We are the Birol Lab, a group invested in genome research. We operate at the interface of biology and computer science, along a spectrum that ranges from the development of fundamental computing tools, innovative bioinformatics technologies and genomics data analysis frameworks to serve the common goal of pushing further the bounds of science, helping derive biological insights with far-reaching applications in the genetics, genomics, research and clinical realms. Below is an overview of our key activities.
Fundamental Bioinformatics: Algorithms and Data Structures
Bioinformatics is a big data science. With the continual improvements in high-throughput DNA and RNA sequencing, scalable algorithms and data structures are essential to underpin the bioinformatics tools needed to analyze this immense data. To support and facilitate the development of these bioinformatics tools, the Birol Lab develops advanced, efficient data structures, common code libraries and algorithms for storing, hashing and processing ‘omics data.
Genome and Transcriptome Assembly and Analysis
The many revolutionary improvements to sequencing technologies have made data generation accessible to labs big and small. Yet, deciphering the precise nucleotide sequence that makes up the genome and transcriptome of a species – de novo assembly – remains an informatics challenge, especially when the genome is large and complex. Beginning with ABySS/ABySS2, the first short-read assembler to scale to human-sized genomes, and more recently GoldRush, a linear time complexity genome assembler for long sequencing reads, the Birol Lab has an established track record in developing scalable and high-quality assembly tools. We develop open-source solutions for all steps of the assembly workflow, including the initial assembly of reads, correction, scaffolding, polishing, and gap-filling.
As sequencing technologies and assembly algorithms mature, the diversity of available complete, chromosome-scale genome assemblies is exploding. With this rapidly growing data, there are great opportunities for leveraging these resources to gain critical evolutionary insights within and between species. To fully realize the potential of these resources, scalable comparative genomics tools are essential. We are developing efficient and multi-faceted comparative genomics solutions for analyzing genomes across the tree of life.
Bacteria can rapidly evolve to develop resistance to antibiotics, presenting a growing and very dangerous problem. In a “post-antibiotic era”, bacterial diseases would once again be untreatable, and many standard treatments, including surgical operations, could become unusable. To boost the search for new treatment options, in the collaborative PeptAid project, we are focusing on short proteins called antimicrobial peptides (AMPs), which are produced naturally by various animal and plant species. These host defence proteins can protect against infection, or reduce the harm caused by an existing infection.
The iTrackDNA project utilizes advanced DNA tracking technology to monitor and trace various species in the environment. It aims to enhance conservation efforts by providing detailed insights into wildlife movements and population dynamics. By analyzing DNA samples from environmental sources, such as water and soil, iTrackDNA enables efficient and non-invasive biodiversity monitoring. Integral to the project, the Birol Lab develops bioinformatics technologies to help characterize environmental DNA and identify unique regions and/or conserved regions within individual species genomes. This research aims to develop specific eDNA assays, enhancing the project’s ability to identify and track target species within diverse ecosystems. Through this integration of bioinformatics, iTrackDNA strengthens its capacity for precise biodiversity monitoring and conservation efforts.

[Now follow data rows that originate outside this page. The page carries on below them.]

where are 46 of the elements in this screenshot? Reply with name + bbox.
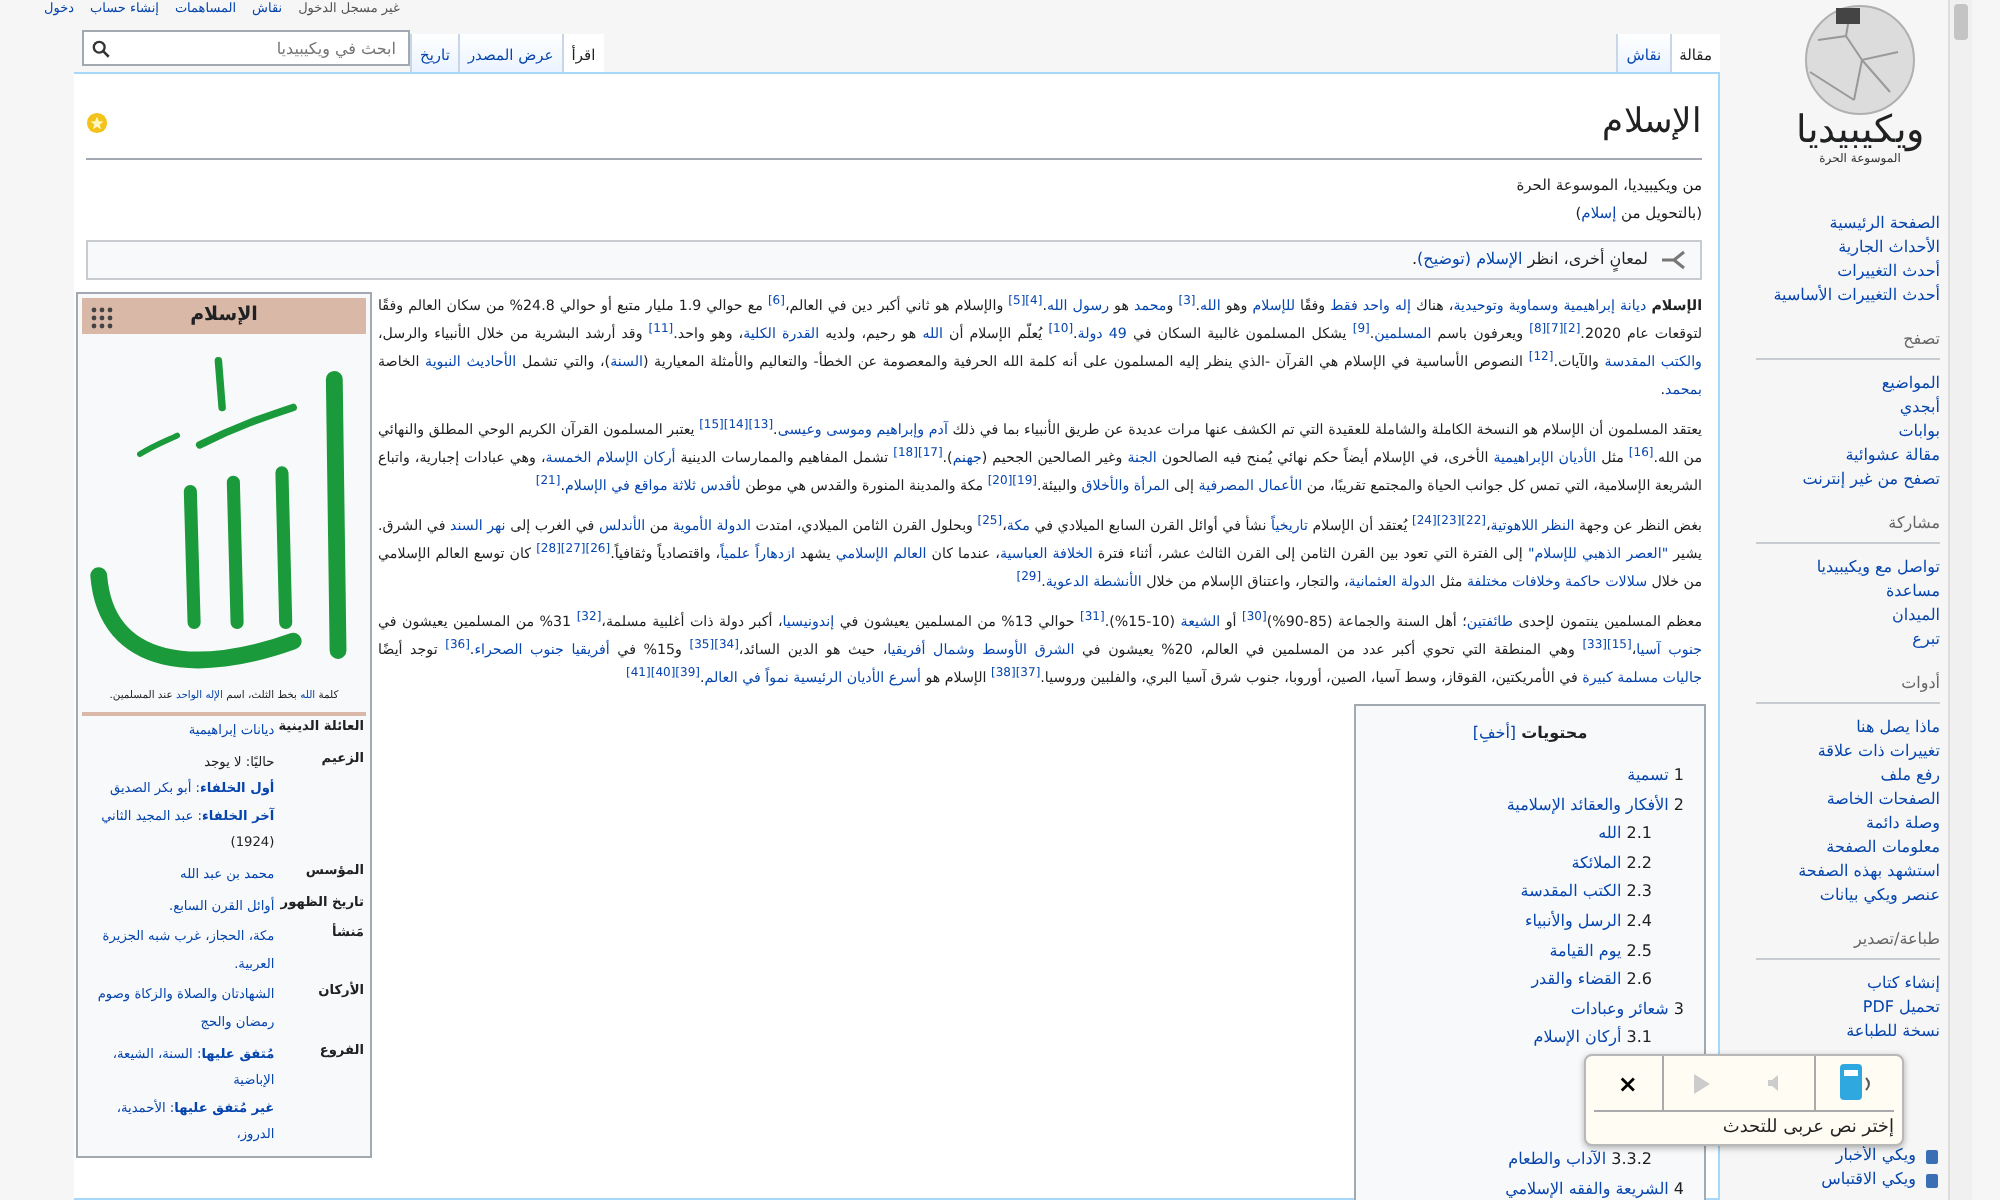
toc-title: محتويات: [1521, 724, 1588, 742]
sidebar-link[interactable]: أحدث التغييرات الأساسية: [1736, 284, 1940, 308]
toc-toggle[interactable]: [أخفِ]: [1472, 724, 1517, 742]
search-field[interactable]: ابحث في ويكيبيديا: [82, 30, 410, 66]
sidebar-link[interactable]: المواضيع: [1736, 372, 1940, 396]
sidebar-link[interactable]: ويكي الأخبار: [1736, 1144, 1940, 1168]
page-title: الإسلام: [1602, 100, 1702, 146]
play-icon[interactable]: [1693, 1073, 1710, 1093]
sidebar-link[interactable]: الصفحة الرئيسية: [1736, 212, 1940, 236]
sidebar-heading: تصفح: [1756, 328, 1940, 360]
symbols-icon: [90, 306, 114, 330]
sidebar-link[interactable]: بوابات: [1736, 420, 1940, 444]
sidebar-link[interactable]: تصفح من غير إنترنت: [1736, 468, 1940, 492]
sidebar-link[interactable]: رفع ملف: [1736, 764, 1940, 788]
sidebar-link[interactable]: الأحداث الجارية: [1736, 236, 1940, 260]
sidebar-link[interactable]: تحميل PDF: [1736, 996, 1940, 1020]
sidebar-link[interactable]: تغييرات ذات علاقة: [1736, 740, 1940, 764]
close-button[interactable]: ×: [1594, 1056, 1662, 1110]
sidebar-link[interactable]: تبرع: [1736, 628, 1940, 652]
sidebar-link[interactable]: أبجدي: [1736, 396, 1940, 420]
sidebar-link[interactable]: وصلة دائمة: [1736, 812, 1940, 836]
sidebar-link[interactable]: نسخة للطباعة: [1736, 1020, 1940, 1044]
search-icon[interactable]: [92, 40, 110, 58]
speech-prompt: إختر نص عربى للتحدث: [1720, 1116, 1896, 1142]
disambiguation-icon: [1660, 250, 1688, 270]
wordmark: ويكيبيديا: [1796, 112, 1924, 150]
sidebar-heading: أدوات: [1756, 672, 1940, 704]
sidebar-heading: مشاركة: [1756, 512, 1940, 544]
sidebar-heading: طباعة/تصدير: [1756, 928, 1940, 960]
sidebar-link[interactable]: أحدث التغييرات: [1736, 260, 1940, 284]
sidebar-link[interactable]: إنشاء كتاب: [1736, 972, 1940, 996]
sidebar-link[interactable]: استشهد بهذه الصفحة: [1736, 860, 1940, 884]
sidebar-link[interactable]: الميدان: [1736, 604, 1940, 628]
text-link[interactable]: الإسلام (توضيح): [1417, 250, 1523, 268]
sidebar-link[interactable]: مساعدة: [1736, 580, 1940, 604]
sidebar-link[interactable]: مقالة عشوائية: [1736, 444, 1940, 468]
sidebar-link[interactable]: ويكي الاقتباس: [1736, 1168, 1940, 1192]
speech-app-icon[interactable]: [1837, 1061, 1874, 1105]
sidebar-link[interactable]: الصفحات الخاصة: [1736, 788, 1940, 812]
infobox-title: الإسلام: [190, 304, 258, 326]
sidebar-link[interactable]: ماذا يصل هنا: [1736, 716, 1940, 740]
scrollbar[interactable]: [1948, 0, 1972, 1200]
sidebar-link[interactable]: معلومات الصفحة: [1736, 836, 1940, 860]
hatnote: لمعانٍ أخرى، انظر الإسلام (توضيح).: [1412, 248, 1648, 272]
sidebar-link[interactable]: تواصل مع ويكيبيديا: [1736, 556, 1940, 580]
sidebar-link[interactable]: عنصر ويكي بيانات: [1736, 884, 1940, 908]
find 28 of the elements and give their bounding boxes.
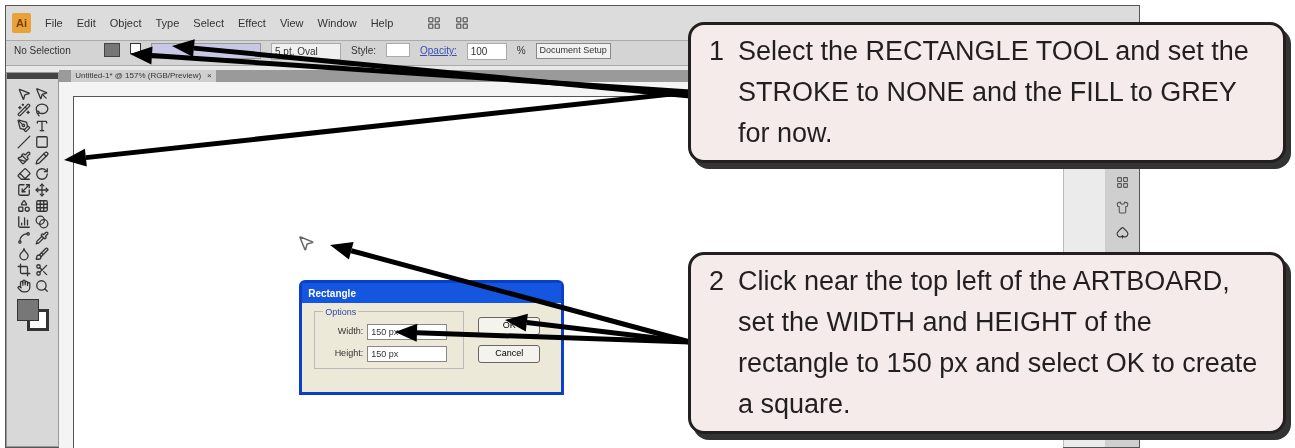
step-number: 2 <box>709 265 725 298</box>
opacity-field[interactable]: 100 <box>466 43 507 60</box>
menu-item[interactable]: Edit <box>76 14 96 32</box>
menu-item[interactable]: Object <box>109 14 142 32</box>
menu-item[interactable]: File <box>45 14 63 32</box>
menu-item[interactable]: Effect <box>237 14 266 32</box>
selection-label: No Selection <box>14 44 72 58</box>
percent-sign: % <box>516 44 526 58</box>
close-icon[interactable]: × <box>207 70 212 82</box>
app-logo[interactable]: Ai <box>12 12 31 34</box>
dialog-title: Rectangle <box>302 283 562 303</box>
group-label: Options <box>323 306 359 320</box>
step-number: 1 <box>709 35 725 68</box>
menu-item[interactable]: Window <box>317 14 357 32</box>
opacity-label[interactable]: Opacity: <box>420 43 457 58</box>
menu-item[interactable]: View <box>279 14 304 32</box>
document-setup-button[interactable]: Document Setup <box>535 43 611 59</box>
style-label: Style: <box>351 44 376 58</box>
field-label: Height: <box>333 347 364 361</box>
size-field[interactable]: 150 px <box>367 346 448 362</box>
step-instruction: Select the RECTANGLE TOOL and set the STROKE to NONE and the FILL to GREY for now. <box>738 35 1250 150</box>
dialog-button[interactable]: Cancel <box>478 345 541 363</box>
document-tab[interactable]: Untitled-1* @ 157% (RGB/Preview) × <box>71 70 216 82</box>
menu-item[interactable]: Help <box>370 14 394 32</box>
menu-item[interactable]: Type <box>155 14 180 32</box>
menu-item[interactable]: Select <box>193 14 224 32</box>
field-label: Width: <box>336 325 364 339</box>
step-instruction: Click near the top left of the ARTBOARD, set the WIDTH and HEIGHT of the rectangle to 150 px and select OK to create a square. <box>738 265 1259 421</box>
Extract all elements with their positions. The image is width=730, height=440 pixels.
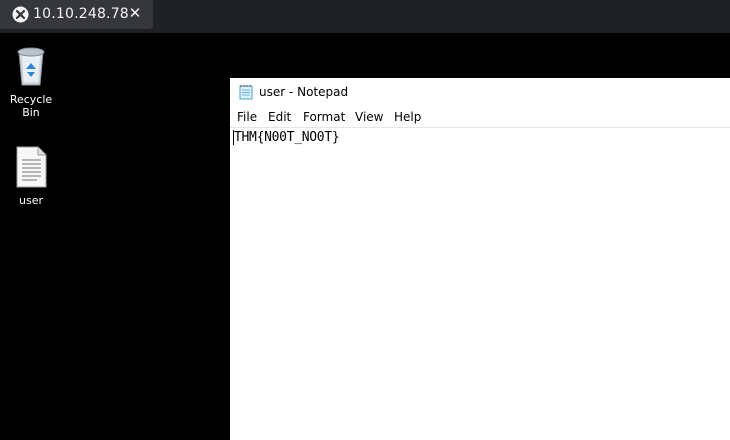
desktop-icon-recycle-bin[interactable]: Recycle Bin: [0, 42, 62, 119]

Substantial advancements in healthcare can be realized through the development of genomics technologies to detect variations, sequence repeats and mutations in DNA and RNA in a manner that allows: i) effective preventative care, and/or ii) efficient diagnosis and treatment. One technology that enables this vision is high throughput DNA and RNA sequencing. This requires thorough and streamlined downstream data analysis and interpretation. To address this challenge, we are building and validating bioinformatics frameworks for clinical genomics. In collaborative projects, we are deploying these solutions for clinical research, including COVID-19, cancer research and for diagnosing rare genetic diseases.
Forest Genomics & Beyond
Conifers in general and spruce trees in particular are Canada’s most significant forest resource. Spruces produce high quality wood and fibre that is widely used in the industry, and as dominant species of Canada’s forests, they provide essential local and global ecosystem services. As part of the spruce-up project and in collaboration with multiple organizations that includes CGEn, CanSeq150, the Canada BioGenome and Earth BioGenome projects, we are building genomic resources and technologies to help protect our forests and preserve their biodiversity for future generations.